Put The Service Back In SaaS

As developers increasingly turn toward offering Software-as-a-Service, Talmetrix continues to deliver service with its software.

Chris Powell’s professional existence is fraught with inherent friction. The career HR executive-turned-talent management software company CEO faces a daily struggle to codify the employee engagement, talent analysis, and retention nuance that’s so deeply entrenched in his brain. Jason Ruebel, chief strategy officer at Powell’s talent analytics firm Talmetrix, says the company struggles mightily to “productize” Chris.

Talmetrix develops and sells a survey platform designed to capture feedback from its clients’ employees (feelings), then combine that feedback with employee talent and organizational data (facts) drawn from multiple sources, resulting in a comprehensive talent insights database engineered to guide HR decision making. On the back end, Talmetrix’ reporting helps its clients identify employment- related business trends, understand correlations, and predict retention, employee engagement, and customer satisfaction.

Because it’s predicated on the marriage of feelings and facts, talent management — and more broadly, HR management — isn’t a binary science. That’s reflected in the current state of the HR software market, which MarketsandMarkets projects will hit $9.9 billion by 2022 on CAGR of 8.8 percent. Back in the spring of 2017, software engineer and blogger Will Saborio mapped no fewer than 200 software companies in HR, a list that didn’t even include the many dozens of workforce management and timekeeping software apps on the periphery of the market. The multifaceted state of the HR software landscape is a reflection of the difficulty in coding a universal talent management solution.

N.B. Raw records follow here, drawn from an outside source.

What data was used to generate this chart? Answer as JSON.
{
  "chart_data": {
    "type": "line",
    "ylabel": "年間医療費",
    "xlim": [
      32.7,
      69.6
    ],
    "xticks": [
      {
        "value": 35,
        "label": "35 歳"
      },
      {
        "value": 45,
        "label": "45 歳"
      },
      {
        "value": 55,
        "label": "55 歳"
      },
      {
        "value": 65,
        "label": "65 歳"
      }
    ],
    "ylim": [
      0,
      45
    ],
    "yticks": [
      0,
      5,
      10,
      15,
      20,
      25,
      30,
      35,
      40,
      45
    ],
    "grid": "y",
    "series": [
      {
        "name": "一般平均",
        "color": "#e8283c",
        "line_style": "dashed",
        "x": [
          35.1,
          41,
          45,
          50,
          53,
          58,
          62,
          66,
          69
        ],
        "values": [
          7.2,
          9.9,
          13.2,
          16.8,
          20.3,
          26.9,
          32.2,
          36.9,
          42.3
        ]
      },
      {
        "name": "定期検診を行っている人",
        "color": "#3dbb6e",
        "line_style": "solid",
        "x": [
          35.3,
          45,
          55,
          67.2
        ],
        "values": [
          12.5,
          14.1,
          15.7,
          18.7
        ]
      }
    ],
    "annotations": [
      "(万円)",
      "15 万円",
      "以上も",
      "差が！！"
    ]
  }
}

Powell, who spent his career as an HR practitioner before endeavoring to reinvent Talmetrix, admits he entered the software space wearing rose-colored glasses. “When I came on board in 2014, I didn’t know what I didn’t know about software,” says Powell. “I naively believed that we could do anything we wanted to do with it.” He quickly learned that his 20 years of HR experience could not be codified and delivered as a service. That realization has fueled Powell’s drive to balance his software company on a tightrope, poised on one side by the efficiencies of SaaS automation and on the other by an analytics-intensive services business that’s driving close to 20 percent of the company’s annual revenue.

To the greater SaaS community, the services side of the business presents incredible risk. To the outsider looking in, the consequences of losing balance when services revenues creep north of 10 percent are dire. To the Talmetrix C-suite, however, those concerns are, for the most part, unfounded.